Even many who have jobs complain that they are forced to work outside their professions. Krutik, for example, was a biology teacher but worked in Israel as a cook for foreign diplomats until they recently left the country.
The employment drought has not only stunted immigration but has spurred a few newcomers into fleeing. About 200 Soviet families flew to South Africa, lured by an apparently illicit offer of visas. The Pretoria government wants to send them back. Another small group traveled to Germany to resettle and are resisting expulsion efforts.
About 100 members of mixed Jewish-Christian families fled to Holland; about half have been returned and the rest are awaiting a decision on deportation. The total number of immigrants-turned-emigrants remains small--about 2,500, a Jewish Agency spokesman said, but he added: “It is bound to get worse if employment is not found for new immigrants.”
The hardships in Israel are not yet critical and might be seen as mere growing pains except for the general business-as-usual climate that prevails in the government. Shamir, in order to keep his rickety right-wing coalition intact, frequently doles out money to special interests, including Sharon’s settlement program in the West Bank and Gaza Strip, the recent recipient of a special $12-million grant, as well as to religious parties and their institutions vying for a piece of the shrinking budget.
Some Soviet emigres believe that in order to get along here, they must adapt to the pork-barrel-heavy political system. They have suggested formation of an immigrant political party that, if it picked up a few seats in Parliament, could trade its votes for the kind of funds that now go to splinter rightist and religious groups.
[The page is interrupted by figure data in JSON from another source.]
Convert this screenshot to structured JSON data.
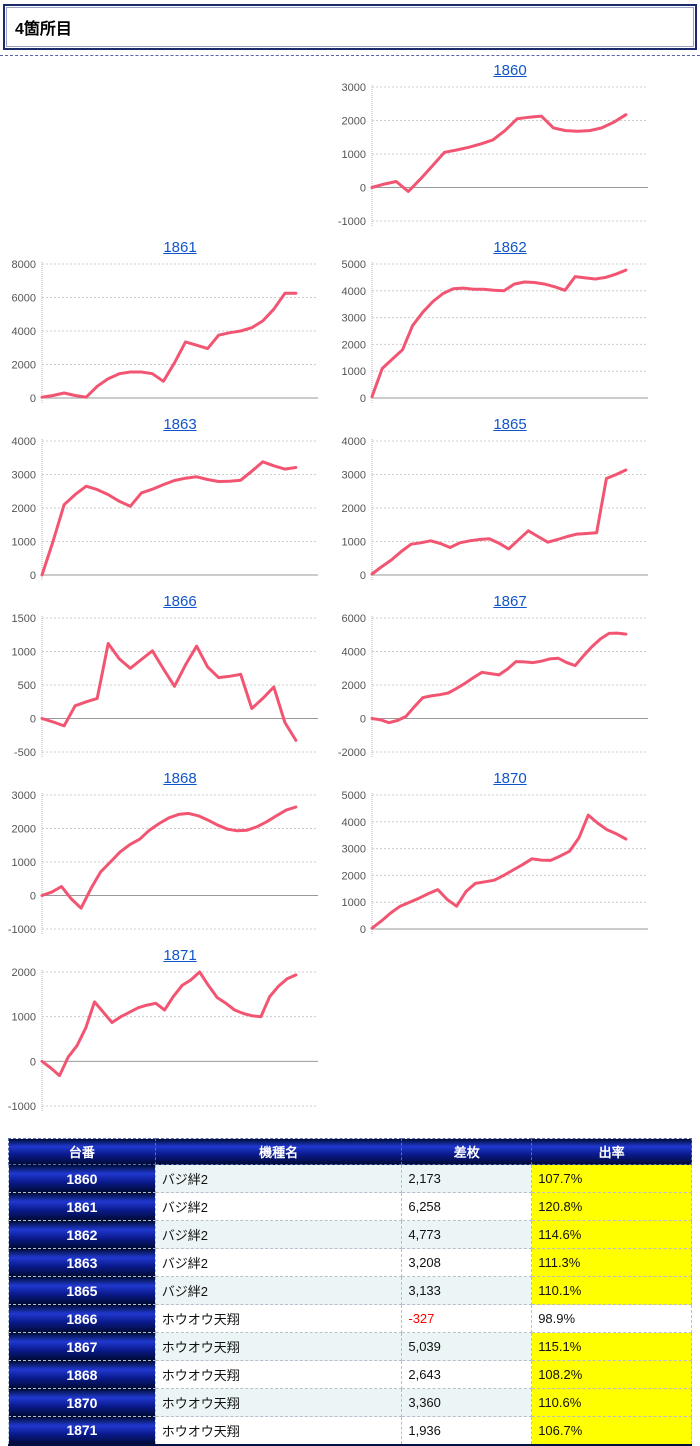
{
  "page_title": "4箇所目",
  "colors": {
    "line": "#f25572",
    "link": "#1155cc",
    "grid": "#cccccc",
    "zero_line": "#999999",
    "axis": "#bbbbbb",
    "highlight_yellow": "#ffff00",
    "negative_red": "#ff0000",
    "header_navy": "#0a1a8c"
  },
  "chart_data": [
    {
      "type": "line",
      "title": "1860",
      "ylim": [
        -1000,
        3000
      ],
      "yticks": [
        3000,
        2000,
        1000,
        0,
        -1000
      ],
      "values": [
        0,
        100,
        180,
        -120,
        250,
        650,
        1050,
        1120,
        1200,
        1300,
        1420,
        1700,
        2050,
        2100,
        2130,
        1780,
        1700,
        1680,
        1700,
        1780,
        1950,
        2173
      ]
    },
    {
      "type": "line",
      "title": "1861",
      "ylim": [
        0,
        8000
      ],
      "yticks": [
        8000,
        6000,
        4000,
        2000,
        0
      ],
      "values": [
        50,
        150,
        300,
        150,
        50,
        700,
        1150,
        1450,
        1550,
        1550,
        1450,
        1000,
        2100,
        3350,
        3150,
        2950,
        3750,
        3900,
        4000,
        4200,
        4600,
        5300,
        6250,
        6258
      ]
    },
    {
      "type": "line",
      "title": "1862",
      "ylim": [
        0,
        5000
      ],
      "yticks": [
        5000,
        4000,
        3000,
        2000,
        1000,
        0
      ],
      "values": [
        50,
        1100,
        1450,
        1800,
        2700,
        3200,
        3600,
        3900,
        4080,
        4100,
        4060,
        4060,
        4020,
        4000,
        4250,
        4330,
        4310,
        4250,
        4150,
        4020,
        4530,
        4480,
        4440,
        4500,
        4620,
        4773
      ]
    },
    {
      "type": "line",
      "title": "1863",
      "ylim": [
        0,
        4000
      ],
      "yticks": [
        4000,
        3000,
        2000,
        1000,
        0
      ],
      "values": [
        0,
        1000,
        2100,
        2400,
        2650,
        2550,
        2400,
        2200,
        2050,
        2450,
        2560,
        2700,
        2820,
        2890,
        2930,
        2850,
        2790,
        2800,
        2830,
        3100,
        3380,
        3260,
        3160,
        3208
      ]
    },
    {
      "type": "line",
      "title": "1865",
      "ylim": [
        0,
        4000
      ],
      "yticks": [
        4000,
        3000,
        2000,
        1000,
        0
      ],
      "values": [
        30,
        250,
        450,
        700,
        920,
        960,
        1020,
        940,
        820,
        960,
        1020,
        1060,
        1080,
        950,
        780,
        1050,
        1320,
        1150,
        980,
        1060,
        1150,
        1220,
        1240,
        1260,
        2880,
        3000,
        3133
      ]
    },
    {
      "type": "line",
      "title": "1866",
      "ylim": [
        -500,
        1500
      ],
      "yticks": [
        1500,
        1000,
        500,
        0,
        -500
      ],
      "values": [
        0,
        -50,
        -110,
        190,
        250,
        300,
        1120,
        890,
        750,
        880,
        1010,
        740,
        480,
        800,
        1080,
        770,
        610,
        630,
        660,
        150,
        300,
        470,
        -60,
        -327
      ]
    },
    {
      "type": "line",
      "title": "1867",
      "ylim": [
        -2000,
        6000
      ],
      "yticks": [
        6000,
        4000,
        2000,
        0,
        -2000
      ],
      "values": [
        0,
        -80,
        -250,
        -120,
        120,
        700,
        1250,
        1350,
        1420,
        1520,
        1800,
        2100,
        2450,
        2760,
        2680,
        2600,
        2950,
        3400,
        3380,
        3340,
        3420,
        3560,
        3600,
        3340,
        3160,
        3750,
        4300,
        4750,
        5080,
        5100,
        5039
      ]
    },
    {
      "type": "line",
      "title": "1868",
      "ylim": [
        -1000,
        3000
      ],
      "yticks": [
        3000,
        2000,
        1000,
        0,
        -1000
      ],
      "values": [
        0,
        100,
        270,
        -100,
        -380,
        200,
        700,
        1000,
        1300,
        1520,
        1680,
        1950,
        2150,
        2320,
        2420,
        2450,
        2380,
        2250,
        2100,
        1980,
        1930,
        1950,
        2050,
        2200,
        2380,
        2550,
        2643
      ]
    },
    {
      "type": "line",
      "title": "1870",
      "ylim": [
        0,
        5000
      ],
      "yticks": [
        5000,
        4000,
        3000,
        2000,
        1000,
        0
      ],
      "values": [
        30,
        300,
        600,
        850,
        1000,
        1150,
        1320,
        1470,
        1100,
        850,
        1400,
        1700,
        1760,
        1820,
        2000,
        2200,
        2400,
        2620,
        2570,
        2560,
        2720,
        2900,
        3400,
        4250,
        3950,
        3700,
        3550,
        3360
      ]
    },
    {
      "type": "line",
      "title": "1871",
      "ylim": [
        -1000,
        2000
      ],
      "yticks": [
        2000,
        1000,
        0,
        -1000
      ],
      "values": [
        0,
        -150,
        -320,
        100,
        350,
        750,
        1330,
        1100,
        870,
        1000,
        1100,
        1200,
        1260,
        1300,
        1150,
        1450,
        1700,
        1820,
        2000,
        1700,
        1430,
        1300,
        1150,
        1070,
        1020,
        1000,
        1450,
        1680,
        1850,
        1936
      ]
    }
  ],
  "table": {
    "headers": [
      "台番",
      "機種名",
      "差枚",
      "出率"
    ],
    "rows": [
      {
        "no": "1860",
        "model": "バジ絆2",
        "diff": "2,173",
        "negative": false,
        "rate": "107.7%",
        "highlight": true,
        "striped": true
      },
      {
        "no": "1861",
        "model": "バジ絆2",
        "diff": "6,258",
        "negative": false,
        "rate": "120.8%",
        "highlight": true,
        "striped": false
      },
      {
        "no": "1862",
        "model": "バジ絆2",
        "diff": "4,773",
        "negative": false,
        "rate": "114.6%",
        "highlight": true,
        "striped": true
      },
      {
        "no": "1863",
        "model": "バジ絆2",
        "diff": "3,208",
        "negative": false,
        "rate": "111.3%",
        "highlight": true,
        "striped": false
      },
      {
        "no": "1865",
        "model": "バジ絆2",
        "diff": "3,133",
        "negative": false,
        "rate": "110.1%",
        "highlight": true,
        "striped": true
      },
      {
        "no": "1866",
        "model": "ホウオウ天翔",
        "diff": "-327",
        "negative": true,
        "rate": "98.9%",
        "highlight": false,
        "striped": false
      },
      {
        "no": "1867",
        "model": "ホウオウ天翔",
        "diff": "5,039",
        "negative": false,
        "rate": "115.1%",
        "highlight": true,
        "striped": true
      },
      {
        "no": "1868",
        "model": "ホウオウ天翔",
        "diff": "2,643",
        "negative": false,
        "rate": "108.2%",
        "highlight": true,
        "striped": false
      },
      {
        "no": "1870",
        "model": "ホウオウ天翔",
        "diff": "3,360",
        "negative": false,
        "rate": "110.6%",
        "highlight": true,
        "striped": true
      },
      {
        "no": "1871",
        "model": "ホウオウ天翔",
        "diff": "1,936",
        "negative": false,
        "rate": "106.7%",
        "highlight": true,
        "striped": false
      }
    ]
  }
}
Washington is also viewed as a potential savior. Next month, Israel is going to renew its request that the Bush Administration underwrite new loans totaling $10 billion over five years to finance housing and new jobs. American backing for the loans is considered a key to giving Israel an edge in international financial markets, where it must compete with newly democratized former Soviet satellites as well as the republics of the collapsed Soviet Union itself. With Israel’s economy in trouble--growth has failed to keep up with population--the loan guarantee is being viewed as a must. “Without the loans, it is going to be bad,” Dinitz said.